Detecting disease biomarkers:
It’s very exciting to have access to so many interesting and innovative ways that people are addressing problems related to pandemic preparedness and global health security. Being on the founding team of TEXGHS (Science in the Mall, Y’all Episode 10), we have companies present to us their solutions for pandemic preparedness. Many of them are technologies that are brand new, as a response to the pandemic, and others are existing technologies with a new application or a renewed relevance. Member company, Erisyon, has been working on their single molecule protein sequencing technology since long before there was a pandemic.

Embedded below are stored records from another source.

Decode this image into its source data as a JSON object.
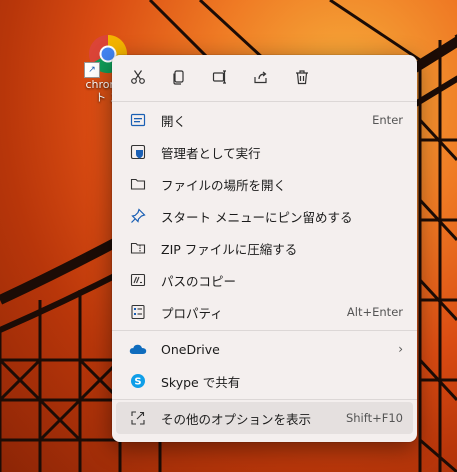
{
  "desktop": {
    "shortcut_label_line1": "chrome.",
    "shortcut_label_line2": "ト ス"
  },
  "context_menu": {
    "toolbar": [
      {
        "name": "cut-icon"
      },
      {
        "name": "copy-icon"
      },
      {
        "name": "rename-icon"
      },
      {
        "name": "share-icon"
      },
      {
        "name": "delete-icon"
      }
    ],
    "items": [
      {
        "label": "開く",
        "shortcut": "Enter",
        "icon": "open-icon"
      },
      {
        "label": "管理者として実行",
        "shortcut": "",
        "icon": "admin-shield-icon"
      },
      {
        "label": "ファイルの場所を開く",
        "shortcut": "",
        "icon": "folder-icon"
      },
      {
        "label": "スタート メニューにピン留めする",
        "shortcut": "",
        "icon": "pin-icon"
      },
      {
        "label": "ZIP ファイルに圧縮する",
        "shortcut": "",
        "icon": "zip-folder-icon"
      },
      {
        "label": "パスのコピー",
        "shortcut": "",
        "icon": "copy-path-icon"
      },
      {
        "label": "プロパティ",
        "shortcut": "Alt+Enter",
        "icon": "properties-icon"
      }
    ],
    "onedrive": {
      "label": "OneDrive",
      "icon": "onedrive-icon"
    },
    "skype": {
      "label": "Skype で共有",
      "icon": "skype-icon"
    },
    "more_options": {
      "label": "その他のオプションを表示",
      "shortcut": "Shift+F10",
      "icon": "more-options-icon"
    }
  }
}
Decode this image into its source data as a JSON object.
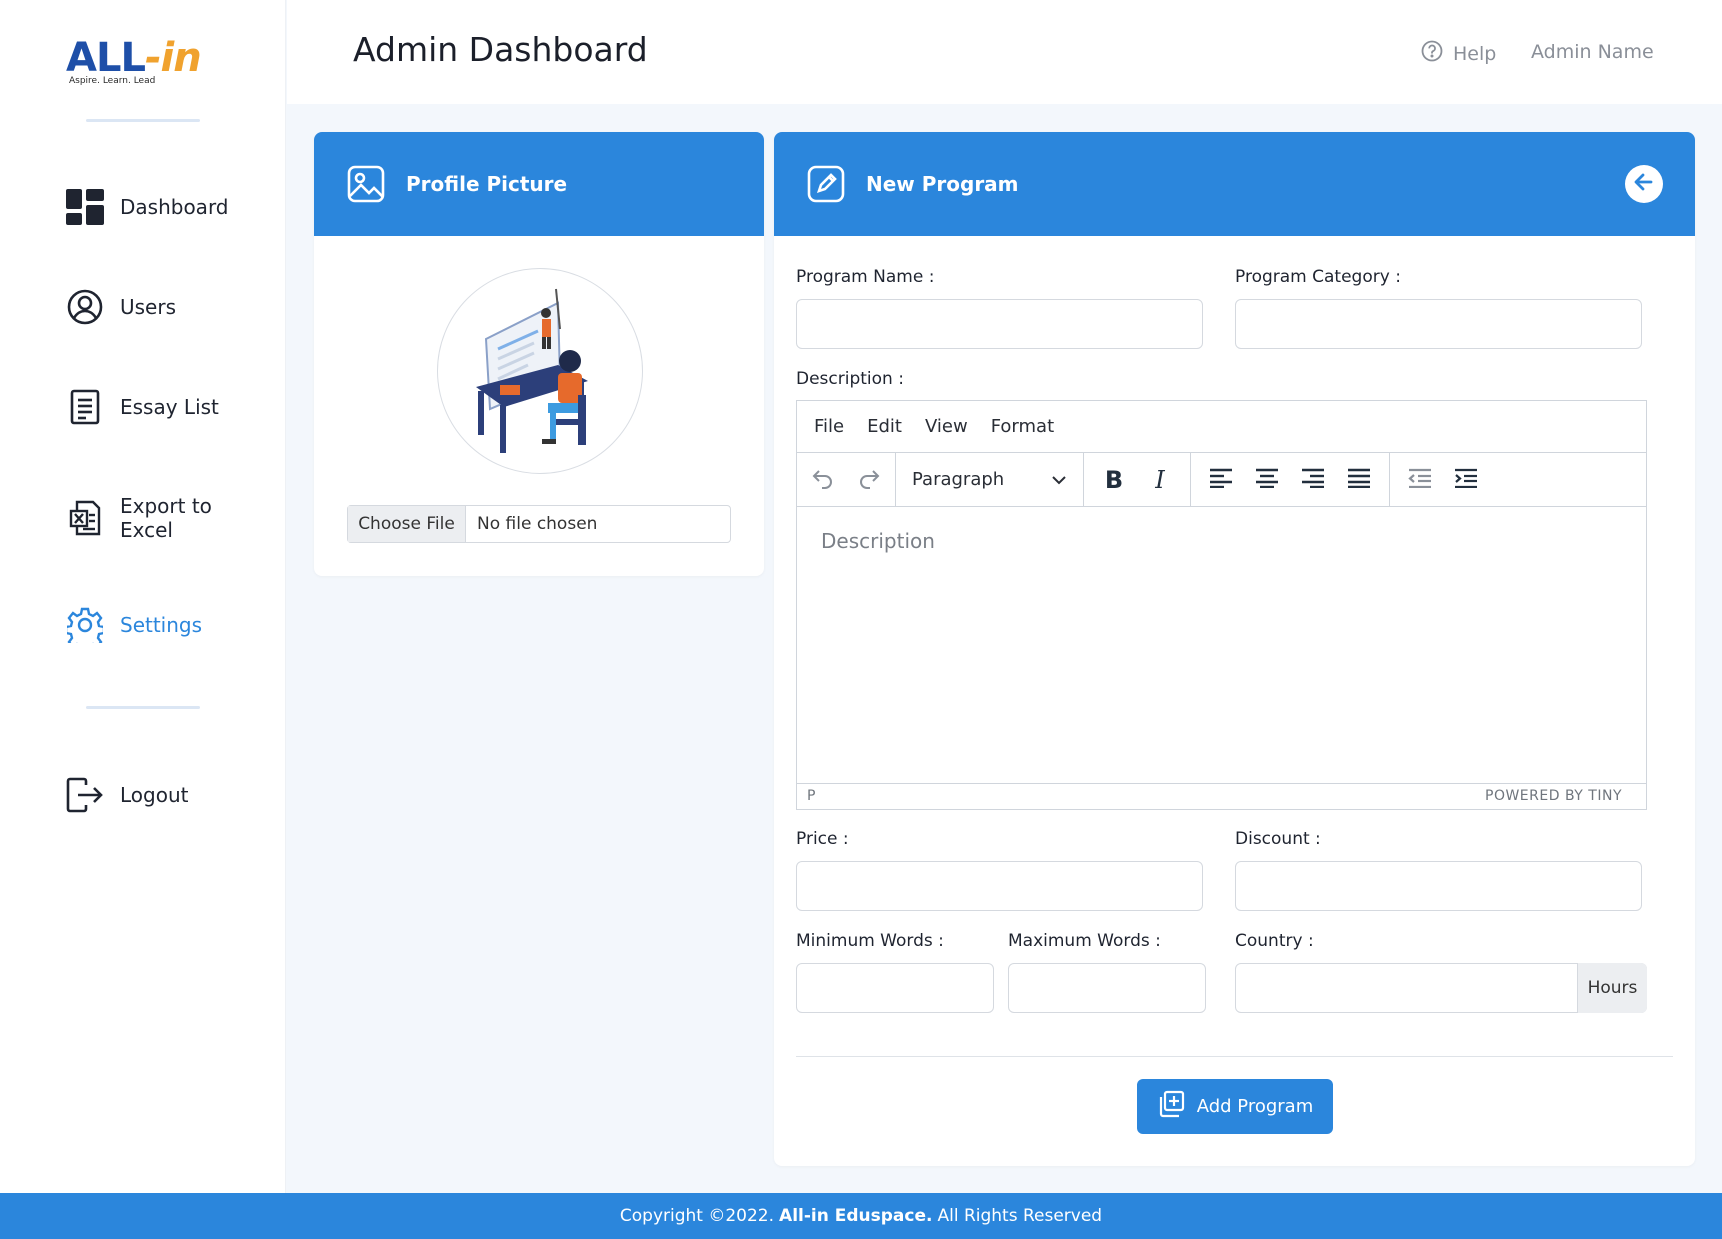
{
  "brand": {
    "logo_main": "ALL",
    "logo_in": "-in",
    "tagline": "Aspire. Learn. Lead"
  },
  "sidebar": {
    "items": [
      {
        "label": "Dashboard",
        "icon": "dashboard-icon"
      },
      {
        "label": "Users",
        "icon": "user-circle-icon"
      },
      {
        "label": "Essay List",
        "icon": "document-list-icon"
      },
      {
        "label": "Export to Excel",
        "icon": "excel-file-icon"
      },
      {
        "label": "Settings",
        "icon": "gear-icon",
        "active": true
      },
      {
        "label": "Logout",
        "icon": "logout-icon"
      }
    ]
  },
  "header": {
    "title": "Admin Dashboard",
    "help": "Help",
    "user": "Admin Name"
  },
  "profile_card": {
    "title": "Profile Picture",
    "file_button": "Choose File",
    "file_status": "No file chosen"
  },
  "program_card": {
    "title": "New Program",
    "labels": {
      "program_name": "Program Name :",
      "program_category": "Program Category :",
      "description": "Description :",
      "price": "Price :",
      "discount": "Discount :",
      "min_words": "Minimum Words :",
      "max_words": "Maximum Words :",
      "country": "Country :"
    },
    "country_addon": "Hours",
    "submit_label": "Add Program"
  },
  "editor": {
    "menu": [
      "File",
      "Edit",
      "View",
      "Format"
    ],
    "block_format": "Paragraph",
    "placeholder": "Description",
    "status_path": "P",
    "powered_by": "POWERED BY TINY"
  },
  "footer": {
    "prefix": "Copyright ©2022.",
    "brand": "All-in Eduspace.",
    "suffix": "All Rights Reserved"
  },
  "colors": {
    "primary": "#2b86dc",
    "brand_blue": "#1e4fa8",
    "brand_orange": "#f0a22e",
    "background": "#f3f7fc"
  }
}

The ability to detect disease biomarkers which often have previously undetectable, but hugely consequential, post translational modifications, cancer cells expressing mutated antigens on their surface as well as, camouflaged viruses will provide huge breakthroughs in disease diagnosis and treatment. From the Erisyon episode of Science in the Mall, Y’all:
One way that a virus like SARS-CoV-2 evades the immune system is by decorating its envelope with sugars in a process known as glycosylation. These sugars act as a camouflage, hiding the virus from the body’s defenses. Fluorosequencing can help with pandemic preparedness by identifying glycosylation patterns of zoonotic viruses before they move between species. These signatures can be compared to or assayed with human models to predict how infectious they may or may not be. If a virus is deemed to have a human vector, then tests, treatments, and vaccines can be developed well before an outbreak occurs.